Pinochet's notorious spy chief dies
August 8, 2015Contreras, who was the second most powerful and feared figure in Chile's 1973-1989 military dictatorship after Pinochet himself, died overnight in a miltary hospital in the capital, Santiago.
He had been in hospital since September with kidney problems, and suffered additionally from diabetes and cancer.
Dozens of people gathered outside the hospital after his death was confirmed by prison officials, waving Chilean flags, making champagne toasts and chanting "Murderer!"

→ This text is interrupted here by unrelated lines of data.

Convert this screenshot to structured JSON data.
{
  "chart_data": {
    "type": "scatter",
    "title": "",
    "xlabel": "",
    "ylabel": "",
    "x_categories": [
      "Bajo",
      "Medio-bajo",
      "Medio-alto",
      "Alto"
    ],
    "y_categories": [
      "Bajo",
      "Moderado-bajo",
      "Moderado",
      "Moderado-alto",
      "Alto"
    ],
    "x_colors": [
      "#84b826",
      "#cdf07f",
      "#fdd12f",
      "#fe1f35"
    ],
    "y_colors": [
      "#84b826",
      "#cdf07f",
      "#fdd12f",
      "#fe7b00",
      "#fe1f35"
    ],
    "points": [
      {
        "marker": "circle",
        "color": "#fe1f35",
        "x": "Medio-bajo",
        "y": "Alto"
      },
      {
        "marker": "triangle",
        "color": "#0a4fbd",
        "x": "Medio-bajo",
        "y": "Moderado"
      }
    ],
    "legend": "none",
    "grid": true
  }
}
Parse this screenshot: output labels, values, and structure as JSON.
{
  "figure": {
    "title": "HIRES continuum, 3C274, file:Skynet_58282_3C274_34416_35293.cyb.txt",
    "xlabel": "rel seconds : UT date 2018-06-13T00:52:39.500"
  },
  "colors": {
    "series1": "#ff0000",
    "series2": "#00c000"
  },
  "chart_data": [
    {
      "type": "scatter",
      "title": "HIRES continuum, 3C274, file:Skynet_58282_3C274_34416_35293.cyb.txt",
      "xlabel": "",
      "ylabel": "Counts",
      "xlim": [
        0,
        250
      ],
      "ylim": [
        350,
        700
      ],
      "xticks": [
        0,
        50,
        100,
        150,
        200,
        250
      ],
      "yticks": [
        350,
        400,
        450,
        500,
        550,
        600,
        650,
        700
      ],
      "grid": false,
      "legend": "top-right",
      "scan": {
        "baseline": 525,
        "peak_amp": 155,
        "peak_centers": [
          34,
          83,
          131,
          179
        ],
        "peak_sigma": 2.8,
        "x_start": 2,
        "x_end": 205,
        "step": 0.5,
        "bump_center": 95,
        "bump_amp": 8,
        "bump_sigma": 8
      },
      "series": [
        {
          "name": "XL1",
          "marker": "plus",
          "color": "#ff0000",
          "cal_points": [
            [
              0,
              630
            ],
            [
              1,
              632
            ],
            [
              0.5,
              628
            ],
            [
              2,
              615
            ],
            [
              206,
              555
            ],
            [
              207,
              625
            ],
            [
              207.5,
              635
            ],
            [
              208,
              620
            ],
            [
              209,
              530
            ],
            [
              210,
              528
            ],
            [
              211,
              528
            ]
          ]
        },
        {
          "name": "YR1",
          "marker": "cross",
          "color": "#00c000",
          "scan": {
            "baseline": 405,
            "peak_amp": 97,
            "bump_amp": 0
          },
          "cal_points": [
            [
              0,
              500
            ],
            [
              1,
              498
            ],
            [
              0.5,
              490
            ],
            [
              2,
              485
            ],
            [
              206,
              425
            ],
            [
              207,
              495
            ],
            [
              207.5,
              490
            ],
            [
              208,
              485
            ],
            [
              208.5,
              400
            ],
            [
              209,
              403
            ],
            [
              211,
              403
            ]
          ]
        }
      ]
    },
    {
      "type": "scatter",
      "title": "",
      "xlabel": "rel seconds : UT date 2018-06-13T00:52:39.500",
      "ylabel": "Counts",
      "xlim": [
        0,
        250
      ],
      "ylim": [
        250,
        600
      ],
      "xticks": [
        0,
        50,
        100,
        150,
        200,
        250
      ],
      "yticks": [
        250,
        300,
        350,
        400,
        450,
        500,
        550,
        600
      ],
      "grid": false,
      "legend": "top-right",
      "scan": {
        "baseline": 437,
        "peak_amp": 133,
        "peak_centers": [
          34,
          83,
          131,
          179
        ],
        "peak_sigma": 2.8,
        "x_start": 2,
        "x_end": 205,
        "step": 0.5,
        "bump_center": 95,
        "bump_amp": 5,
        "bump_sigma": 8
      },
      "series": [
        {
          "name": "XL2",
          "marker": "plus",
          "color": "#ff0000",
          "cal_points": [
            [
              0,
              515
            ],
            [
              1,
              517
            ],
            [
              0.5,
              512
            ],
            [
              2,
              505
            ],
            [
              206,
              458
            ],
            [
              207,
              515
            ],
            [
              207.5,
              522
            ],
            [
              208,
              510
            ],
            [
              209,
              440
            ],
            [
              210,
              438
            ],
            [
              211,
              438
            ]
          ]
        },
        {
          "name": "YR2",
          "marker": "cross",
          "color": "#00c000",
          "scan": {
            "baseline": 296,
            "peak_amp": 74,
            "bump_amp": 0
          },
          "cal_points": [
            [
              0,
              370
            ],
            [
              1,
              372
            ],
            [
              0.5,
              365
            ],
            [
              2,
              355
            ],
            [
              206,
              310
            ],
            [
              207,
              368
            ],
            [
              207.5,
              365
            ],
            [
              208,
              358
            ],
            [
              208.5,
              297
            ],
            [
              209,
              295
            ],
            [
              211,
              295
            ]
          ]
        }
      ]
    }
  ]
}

Contreras formed and commanded the DINA spy agency, which was set up after a 1973 military coup led by General Pinochet which ousted the socialist government of President Salvador Allende.
Thousands killed
DINA is blamed for the kidnap, torture and murder of thousands of people during the dictatorship. The Chilean government estimates that 3,095 people were killed, including about 1,200 who forcibly "disappeared."
Under the regime of terror, Santiago's national football stadium was converted into a detention center where hundreds of people were held and tortured.

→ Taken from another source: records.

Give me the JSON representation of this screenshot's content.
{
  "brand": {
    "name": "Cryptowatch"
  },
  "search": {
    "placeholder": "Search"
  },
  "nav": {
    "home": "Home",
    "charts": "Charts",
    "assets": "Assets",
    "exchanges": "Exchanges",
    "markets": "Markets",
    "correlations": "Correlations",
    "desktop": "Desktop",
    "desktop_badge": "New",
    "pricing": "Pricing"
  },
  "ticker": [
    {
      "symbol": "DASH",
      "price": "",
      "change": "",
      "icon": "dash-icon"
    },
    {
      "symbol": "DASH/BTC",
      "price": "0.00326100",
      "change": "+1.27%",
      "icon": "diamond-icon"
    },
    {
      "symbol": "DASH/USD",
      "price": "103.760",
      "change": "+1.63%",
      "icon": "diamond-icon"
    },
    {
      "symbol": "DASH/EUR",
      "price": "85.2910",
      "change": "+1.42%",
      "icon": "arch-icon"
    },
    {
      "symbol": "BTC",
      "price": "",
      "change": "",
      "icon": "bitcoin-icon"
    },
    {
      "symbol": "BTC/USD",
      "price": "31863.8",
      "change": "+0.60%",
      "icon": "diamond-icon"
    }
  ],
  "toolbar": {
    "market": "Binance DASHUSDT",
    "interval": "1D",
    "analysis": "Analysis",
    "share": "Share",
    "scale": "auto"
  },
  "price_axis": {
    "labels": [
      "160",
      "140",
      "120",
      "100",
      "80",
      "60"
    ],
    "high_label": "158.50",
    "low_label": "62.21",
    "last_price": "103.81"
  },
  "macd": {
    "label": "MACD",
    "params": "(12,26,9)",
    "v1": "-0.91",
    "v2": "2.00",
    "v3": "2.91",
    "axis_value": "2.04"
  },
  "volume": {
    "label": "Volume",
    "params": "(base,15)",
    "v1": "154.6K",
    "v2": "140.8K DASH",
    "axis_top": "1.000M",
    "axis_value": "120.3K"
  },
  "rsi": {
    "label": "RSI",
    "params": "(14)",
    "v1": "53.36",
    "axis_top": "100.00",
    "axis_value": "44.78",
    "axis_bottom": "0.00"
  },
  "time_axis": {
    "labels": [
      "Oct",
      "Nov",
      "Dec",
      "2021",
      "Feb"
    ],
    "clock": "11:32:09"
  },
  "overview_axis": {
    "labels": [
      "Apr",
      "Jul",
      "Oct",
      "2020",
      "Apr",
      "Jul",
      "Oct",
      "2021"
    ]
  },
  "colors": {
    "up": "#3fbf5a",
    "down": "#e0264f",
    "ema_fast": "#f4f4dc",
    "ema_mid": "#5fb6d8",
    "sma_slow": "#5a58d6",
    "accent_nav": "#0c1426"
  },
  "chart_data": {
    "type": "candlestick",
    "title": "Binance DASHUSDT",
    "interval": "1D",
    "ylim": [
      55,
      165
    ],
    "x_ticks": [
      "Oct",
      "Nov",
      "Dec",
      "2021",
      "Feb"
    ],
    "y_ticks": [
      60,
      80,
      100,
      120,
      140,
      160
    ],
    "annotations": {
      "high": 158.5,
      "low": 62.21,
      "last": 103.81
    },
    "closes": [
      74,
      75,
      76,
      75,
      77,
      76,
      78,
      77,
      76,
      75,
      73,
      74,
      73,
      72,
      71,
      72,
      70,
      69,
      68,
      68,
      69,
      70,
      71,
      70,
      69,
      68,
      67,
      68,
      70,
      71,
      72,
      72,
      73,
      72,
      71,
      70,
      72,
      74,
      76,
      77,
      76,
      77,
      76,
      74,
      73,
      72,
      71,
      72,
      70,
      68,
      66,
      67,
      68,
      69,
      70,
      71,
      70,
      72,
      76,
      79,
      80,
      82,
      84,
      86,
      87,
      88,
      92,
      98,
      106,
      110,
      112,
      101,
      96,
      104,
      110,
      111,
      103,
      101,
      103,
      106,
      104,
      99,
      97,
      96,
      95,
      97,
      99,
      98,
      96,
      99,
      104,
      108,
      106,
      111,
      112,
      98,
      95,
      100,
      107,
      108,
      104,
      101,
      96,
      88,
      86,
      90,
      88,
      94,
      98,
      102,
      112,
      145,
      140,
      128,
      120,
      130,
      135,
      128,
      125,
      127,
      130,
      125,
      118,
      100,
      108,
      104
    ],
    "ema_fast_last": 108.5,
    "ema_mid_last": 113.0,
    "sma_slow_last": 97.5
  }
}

Contreras was jailed in 2005 after being sentenced to 505 years imprisonment in a number of trials. At the most recent one, in May, he was handed a 15-year jail sentence for his involvement in the murders of actress Ana Maria Ortiz and political scientist Alejandro de la Barra at the end of 1973.
Although Contreras was a close confidant of Pinochet early on, the two men quarreled in their later years, with Contreras accusing his former boss of trafficking drugs to Europe, while the former dictator blamed the ex-spy chief for committing the worst abuses under his rule.
Pinochet himself avoided trial on the grounds of poor health, dying in December 2006.
In an interview in 2013, Contreras showed himself to be unrepentant, claming that all those who diappeared during the Pinochet dictatorship were armed leftists killed in gunfights.